Au début de la guérison, je me suis
sentie un peu paumée, disons : vide. Moi qui pensais que ces troubles
étaient ma façon d'être, je me retrouvais « normale », ce qui me
semblait péjoratif. Lorsque j'étais malade, je pensais que ces troubles
me rendaient unique, que je ne serais rien sans eux. C'est souvent ce
que pensent les malades : sans les TCA, ils ne sont rien. Il n'y a rien
de plus faux, sans les TCA, on découvre que l'on est énormément de
choses, bien plus qu'on n'osait l'imaginer.
Et puis,
rapidement, la liberté redevenue m'a submergée. C'est complètement
indescriptible, c'est quelque chose que l'on ne peut absolument pas
imaginer quand on est encore dans le trouble. Plus besoin de compter,
calculer, se peser, jeûner, vomir, en rêver, plus de malaises, de
cliniques, non, juste la liberté loin de cette cage, de cette prison, de
ce piège.
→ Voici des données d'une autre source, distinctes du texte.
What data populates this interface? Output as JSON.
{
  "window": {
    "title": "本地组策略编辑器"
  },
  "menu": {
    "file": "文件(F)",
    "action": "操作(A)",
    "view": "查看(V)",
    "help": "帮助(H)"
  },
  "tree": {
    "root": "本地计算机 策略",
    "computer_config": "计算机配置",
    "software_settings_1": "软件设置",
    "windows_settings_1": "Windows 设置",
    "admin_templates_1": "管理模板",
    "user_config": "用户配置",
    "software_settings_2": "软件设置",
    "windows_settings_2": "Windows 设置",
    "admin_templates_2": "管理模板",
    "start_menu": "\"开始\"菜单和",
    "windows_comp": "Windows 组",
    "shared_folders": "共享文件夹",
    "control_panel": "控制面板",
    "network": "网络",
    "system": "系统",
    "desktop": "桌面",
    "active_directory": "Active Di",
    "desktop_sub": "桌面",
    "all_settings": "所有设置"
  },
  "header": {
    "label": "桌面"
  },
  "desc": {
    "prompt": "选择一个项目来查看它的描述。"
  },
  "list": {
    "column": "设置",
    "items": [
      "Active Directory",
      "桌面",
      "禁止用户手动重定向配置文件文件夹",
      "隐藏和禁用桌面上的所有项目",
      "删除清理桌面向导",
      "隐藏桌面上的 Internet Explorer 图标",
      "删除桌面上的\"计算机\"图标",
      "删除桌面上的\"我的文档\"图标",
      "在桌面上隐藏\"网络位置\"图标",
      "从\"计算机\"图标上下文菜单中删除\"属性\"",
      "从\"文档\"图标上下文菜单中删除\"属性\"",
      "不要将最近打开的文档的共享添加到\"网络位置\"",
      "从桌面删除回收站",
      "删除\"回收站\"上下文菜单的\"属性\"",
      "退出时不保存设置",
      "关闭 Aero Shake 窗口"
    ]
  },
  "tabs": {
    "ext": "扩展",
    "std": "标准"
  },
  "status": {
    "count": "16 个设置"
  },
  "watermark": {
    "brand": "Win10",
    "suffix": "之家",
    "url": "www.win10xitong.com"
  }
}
J'ai beaucoup de chances, outre mes dents, je n'ai pas de
séquelles graves.
J'aimerais tant faire goûter cette
liberté à mes amies encore affectées par les TCA, pour leur donner la
force de la découvrir elles aussi, la désirer, se battre encore.
Car
c'est merveilleux, de se libérer de ses chaînes, d'enfin pouvoir penser
à autre chose, de ne plus obéir à la petite voix, cette fichue, cette
putain de petite voix qui veut toujours que le poids baisse, cette
petite voix qui en réalité, ment d'un bout à l'autre, qui ment du début à
la fin.
Non, je n'ai jamais été heureuse en étant maigre, non, le bonheur ne dépend pas du poids.
Je
n'ai jamais été heureuse ou bien dans ma peau pendant ces onze années
de troubles du comportement alimentaires. Alors à quoi bon maigrir à
perdre haleine ?
Il faut garder espoir, s'accrocher, faire preuve
de patience, de volonté, et lorsqu'enfin on aperçoit le bout du tunnel,
lorsqu'enfin on découvre la liberté que nous avions perdu…
Je veux
que ceux qui en souffrent encore sachent que même lorsque l'on n'y
croit plus, il faut s'accrocher, je veux qu'ils sachent qu'on s'en sort,
j'en suis la preuve, moi que croyait que j'en mourrais, qu'on me
retrouverait morte écroulée à côté de la cuvette des toilettes.
Je
veux dire et hurler fort : ce n'est pas une finalité, une identité,
c'est un trouble, une maladie, et la vie sans est tellement plus belle,
épanouissante.
Le noter, noir sur blanc : on peut en guérir.